The 2-part study, which is the largest global interventional trial ever conducted in FA, is a randomized, placebo-controlled, double-blind study conducted over 48 weeks (NCT02255435). Part 2 includes 103 patients with FA who were assigned 1:1 to either 150 mg omaveloxolone or placebo. The primary end point was change in mFARS, a physician-assessed measurement that focuses on performance of activities such as speaking and swallowing, upper limb coordination, lower limb coordination, and standing and walking.
Patients included adults with FA between the ages of 16 to 40. Participants were allowed to remain active during the trial as long as they continued a consistent exercise regimen. Exclusion criteria included a diagnosis of diabetes, family history of heart disease, drug or alcohol abuse, and previous participation in other omaveloxolone trials.
Notably, the primary analysis population included 82 patients without pes cavus, a musculoskeletal foot deformity that potentially hinders the ability to complete the mFARS exam to the fullest, while the safety analysis included the entire randomized population (n = 103).
Overall, those who were treated with omaveloxolone experienced a statistically significant improvement in mFARS (P =.014). A mean improvement of -1.55 points in mFARS score from baseline was recorded in the treatment group, while patients treated with placebo experienced a mean worsening of +0.85 points. When patients with pes cavus were included in the analysis (n = 103), a statistically significant mean 1.93-point improvement on mFARS was recorded compared with placebo (P =.034).
The study drug was well tolerated throughout the 48 weeks, with 4 patients (8%) in the treatment group and 2 (4%) patients in the placebo group discontinuing the study due to an adverse event (AE). Common AEs experienced in around 20% of patients were headache, nausea, fatigue, increased aminotransferases and abdominal pain; 3 patients experienced serious adverse events (SAEs) during the trial.

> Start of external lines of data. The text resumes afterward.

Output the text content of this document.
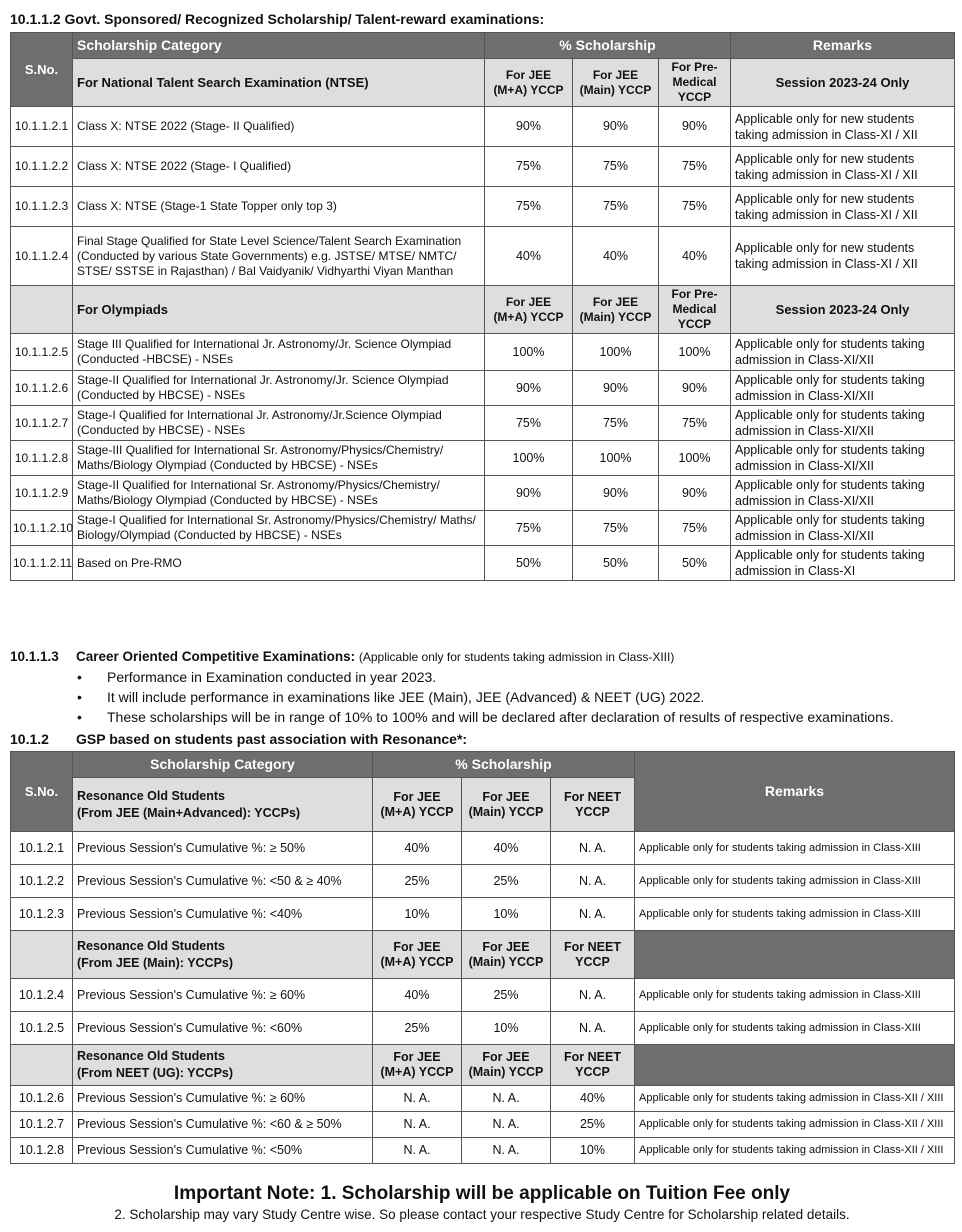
10.1.1.2 Govt. Sponsored/ Recognized Scholarship/ Talent-reward examinations:
S.No.	Scholarship Category	% Scholarship			Remarks
	For National Talent Search Examination (NTSE)	For JEE (M+A) YCCP	For JEE (Main) YCCP	For Pre-Medical YCCP	Session 2023-24 Only
10.1.1.2.1	Class X: NTSE 2022 (Stage- II Qualified)	90%	90%	90%	Applicable only for new students taking admission in Class-XI / XII
10.1.1.2.2	Class X: NTSE 2022 (Stage- I Qualified)	75%	75%	75%	Applicable only for new students taking admission in Class-XI / XII
10.1.1.2.3	Class X: NTSE (Stage-1 State Topper only top 3)	75%	75%	75%	Applicable only for new students taking admission in Class-XI / XII
10.1.1.2.4	Final Stage Qualified for State Level Science/Talent Search Examination (Conducted by various State Governments) e.g. JSTSE/ MTSE/ NMTC/ STSE/ SSTSE in Rajasthan) / Bal Vaidyanik/ Vidhyarthi Viyan Manthan	40%	40%	40%	Applicable only for new students taking admission in Class-XI / XII
	For Olympiads	For JEE (M+A) YCCP	For JEE (Main) YCCP	For Pre-Medical YCCP	Session 2023-24 Only
10.1.1.2.5	Stage III Qualified for International Jr. Astronomy/Jr. Science Olympiad (Conducted -HBCSE) - NSEs	100%	100%	100%	Applicable only for students taking admission in Class-XI/XII
10.1.1.2.6	Stage-II Qualified for International Jr. Astronomy/Jr. Science Olympiad (Conducted by HBCSE) - NSEs	90%	90%	90%	Applicable only for students taking admission in Class-XI/XII
10.1.1.2.7	Stage-I Qualified for International Jr. Astronomy/Jr.Science Olympiad (Conducted by HBCSE) - NSEs	75%	75%	75%	Applicable only for students taking admission in Class-XI/XII
10.1.1.2.8	Stage-III Qualified for International Sr. Astronomy/Physics/Chemistry/ Maths/Biology Olympiad (Conducted by HBCSE) - NSEs	100%	100%	100%	Applicable only for students taking admission in Class-XI/XII
10.1.1.2.9	Stage-II Qualified for International Sr. Astronomy/Physics/Chemistry/ Maths/Biology Olympiad (Conducted by HBCSE) - NSEs	90%	90%	90%	Applicable only for students taking admission in Class-XI/XII
10.1.1.2.10	Stage-I Qualified for International Sr. Astronomy/Physics/Chemistry/ Maths/ Biology/Olympiad (Conducted by HBCSE) - NSEs	75%	75%	75%	Applicable only for students taking admission in Class-XI/XII
10.1.1.2.11	Based on Pre-RMO	50%	50%	50%	Applicable only for students taking admission in Class-XI
10.1.1.3 Career Oriented Competitive Examinations: (Applicable only for students taking admission in Class-XIII)
• Performance in Examination conducted in year 2023.
• It will include performance in examinations like JEE (Main), JEE (Advanced) & NEET (UG) 2022.
• These scholarships will be in range of 10% to 100% and will be declared after declaration of results of respective examinations.
10.1.2 GSP based on students past association with Resonance*:
S.No.	Scholarship Category	% Scholarship			Remarks

	Resonance Old Students
(From JEE (Main+Advanced): YCCPs)	For JEE (M+A) YCCP	For JEE (Main) YCCP	For NEET YCCP	
10.1.2.1	Previous Session's Cumulative %: ≥ 50%	40%	40%	N. A.	Applicable only for students taking admission in Class-XIII
10.1.2.2	Previous Session's Cumulative %: <50 & ≥ 40%	25%	25%	N. A.	Applicable only for students taking admission in Class-XIII
10.1.2.3	Previous Session's Cumulative %: <40%	10%	10%	N. A.	Applicable only for students taking admission in Class-XIII

	Resonance Old Students
(From JEE (Main): YCCPs)	For JEE (M+A) YCCP	For JEE (Main) YCCP	For NEET YCCP	
10.1.2.4	Previous Session's Cumulative %: ≥ 60%	40%	25%	N. A.	Applicable only for students taking admission in Class-XIII
10.1.2.5	Previous Session's Cumulative %: <60%	25%	10%	N. A.	Applicable only for students taking admission in Class-XIII

	Resonance Old Students
(From NEET (UG): YCCPs)	For JEE (M+A) YCCP	For JEE (Main) YCCP	For NEET YCCP	
10.1.2.6	Previous Session's Cumulative %: ≥ 60%	N. A.	N. A.	40%	Applicable only for students taking admission in Class-XII / XIII
10.1.2.7	Previous Session's Cumulative %: <60 & ≥ 50%	N. A.	N. A.	25%	Applicable only for students taking admission in Class-XII / XIII
10.1.2.8	Previous Session's Cumulative %: <50%	N. A.	N. A.	10%	Applicable only for students taking admission in Class-XII / XIII
Important Note: 1. Scholarship will be applicable on Tuition Fee only
2. Scholarship may vary Study Centre wise. So please contact your respective Study Centre for Scholarship related details.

The improvements seen in patients treated with omaveloxolone supports efforts to submit the drug for approval from the FDA.
“The results of MOXIe represent a truly historic moment for the patients, families, and caregivers that comprise the Friedreich’s ataxia community,” said Ronald Bartek, president of the Friedreich’s Ataxia Research Alliance, in a statement. “We believe the findings announced today bring us closer to our goal of providing an urgently needed therapy to patients with FA.”
Raeta Announces Positive Topline Results from the MOXIe Registrational Trial of Omaveloxolone ir Patients with Friedreich’s Ataxia [news release]. Irving, TX: Raeta Pharmaceuticals. October 14, 2019. reatapharma.com/press-releases/reata-announces-positive-topline-results-from-the-moxie-registrational-trial-of-omaveloxolone-in-patients-with-friedreichs-ataxia/?releaseyear=2019. Accessed October 15, 2019.